Hernán Drago había organizado una gran celebración para festejar sus 50 años, pero a último momento resolvió cambiar los planes. La decisión se conoció durante el fin de semana, cuando distintas fuentes confirmaron que el evento, tal como estaba previsto, no se llevará a cabo.
En un principio, el modelo y conductor planeaba una fiesta a gran escala, rodeado de amigos, colegas y personalidades del mundo artístico que marcaron su carrera. No obstante, con el correr de los días decidió resignificar la fecha y darle un enfoque más personal, apostando por proyectos y encuentros más íntimos, en sintonía con la etapa que atraviesa actualmente.

De acuerdo con personas de su entorno, no se trató de una determinación repentina, sino del resultado de un proceso interno de reflexión de Hernán Drago sobre aquello que hoy considera verdaderamente significativo en su vida. En lugar de un festejo masivo, habría decidido inclinarse por reuniones más íntimas, compartidas con su círculo cercano y en un ámbito familiar.
Hace algunas semanas, Hernán Drago ya se había referido a sus prioridades personales y laborales, anticipando un giro en su manera de encarar esta etapa de su vida. “Voy a elegir momentos de plenitud que realmente me nutran, más allá de las formalidades de un evento social”, expresó en aquel momento.
El motivo por el que Hernán Drago canceló su cumpleaños 50
El año pasado, el modelo ya había hecho público un cambio trascendental en su vida: el deseo de instalarse en Bariloche para llevar un ritmo más ligado a la naturaleza y al tiempo con su familia. “Me voy a ir a Bariloche a vivir… ya lo hablé hace tiempo con mis hijos. Para mí el sur es Bariloche. No me hace falta cumplir años para irme. Entonces ahora trabajo, descanso, familia. Después, en su momento, veré cómo equiparo la ecuación laboral versus el descanso. Hoy le está ganando mucho la ecuación laboral. Pero hay etapas para todo, lo tengo claro”, explicó Drago en una entrevista con Pronto.

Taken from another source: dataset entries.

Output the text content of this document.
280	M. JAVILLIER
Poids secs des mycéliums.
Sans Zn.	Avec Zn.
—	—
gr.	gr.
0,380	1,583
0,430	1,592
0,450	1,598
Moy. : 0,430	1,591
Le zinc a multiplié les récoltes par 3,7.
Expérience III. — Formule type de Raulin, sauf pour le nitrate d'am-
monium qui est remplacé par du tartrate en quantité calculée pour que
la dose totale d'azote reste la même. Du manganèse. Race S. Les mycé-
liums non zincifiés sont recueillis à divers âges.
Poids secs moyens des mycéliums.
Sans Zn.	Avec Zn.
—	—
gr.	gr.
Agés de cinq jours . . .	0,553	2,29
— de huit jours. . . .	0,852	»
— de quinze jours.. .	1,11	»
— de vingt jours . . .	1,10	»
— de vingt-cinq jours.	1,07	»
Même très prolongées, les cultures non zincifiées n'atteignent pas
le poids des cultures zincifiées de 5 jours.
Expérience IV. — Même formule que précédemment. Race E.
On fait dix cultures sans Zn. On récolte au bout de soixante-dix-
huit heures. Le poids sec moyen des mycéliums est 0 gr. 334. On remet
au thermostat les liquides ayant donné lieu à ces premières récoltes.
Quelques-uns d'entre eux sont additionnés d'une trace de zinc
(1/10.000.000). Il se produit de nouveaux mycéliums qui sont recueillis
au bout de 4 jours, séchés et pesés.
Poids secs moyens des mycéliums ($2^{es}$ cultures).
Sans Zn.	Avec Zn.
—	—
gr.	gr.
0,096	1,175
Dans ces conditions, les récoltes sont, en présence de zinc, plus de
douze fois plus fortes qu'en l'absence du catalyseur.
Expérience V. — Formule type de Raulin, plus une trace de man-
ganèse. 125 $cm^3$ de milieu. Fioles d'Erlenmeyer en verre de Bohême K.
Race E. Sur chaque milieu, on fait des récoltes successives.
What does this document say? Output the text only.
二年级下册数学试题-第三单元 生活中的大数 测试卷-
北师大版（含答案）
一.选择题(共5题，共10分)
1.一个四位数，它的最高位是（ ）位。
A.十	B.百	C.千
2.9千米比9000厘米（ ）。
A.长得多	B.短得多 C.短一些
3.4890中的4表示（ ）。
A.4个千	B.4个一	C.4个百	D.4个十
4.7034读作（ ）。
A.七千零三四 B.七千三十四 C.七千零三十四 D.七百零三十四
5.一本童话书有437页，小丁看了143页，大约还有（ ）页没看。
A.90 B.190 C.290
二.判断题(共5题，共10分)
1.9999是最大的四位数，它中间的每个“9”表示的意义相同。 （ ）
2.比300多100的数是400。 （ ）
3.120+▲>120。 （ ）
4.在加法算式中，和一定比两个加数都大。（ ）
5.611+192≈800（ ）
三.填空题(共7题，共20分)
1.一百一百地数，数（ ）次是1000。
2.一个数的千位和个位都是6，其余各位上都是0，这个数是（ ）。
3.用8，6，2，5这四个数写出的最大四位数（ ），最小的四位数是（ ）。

Ese anhelo de encontrar un mayor equilibrio también se manifestó en otros planos de su vida: la relación con sus hijos, las revisiones sobre su recorrido profesional y el cuidado de su bienestar emocional fueron ejes que atravesaron el cierre de sus cincuenta años. Ya no se trata únicamente de festejar una cifra, sino de pensar de qué manera encarar el futuro con mayor serenidad y propósito.
Aunque para algunos esta decisión pueda resultar sorpresiva, quienes lo rodean aseguran que Drago siempre se mantuvo coherente con sus convicciones y que este paso refleja un momento de madurez tanto personal como profesional. Al dar vuelta la página, el conductor dejó en evidencia que, muchas veces, lo esencial no pasa por la celebración en sí, sino por la forma de vivir y valorar cada etapa importante.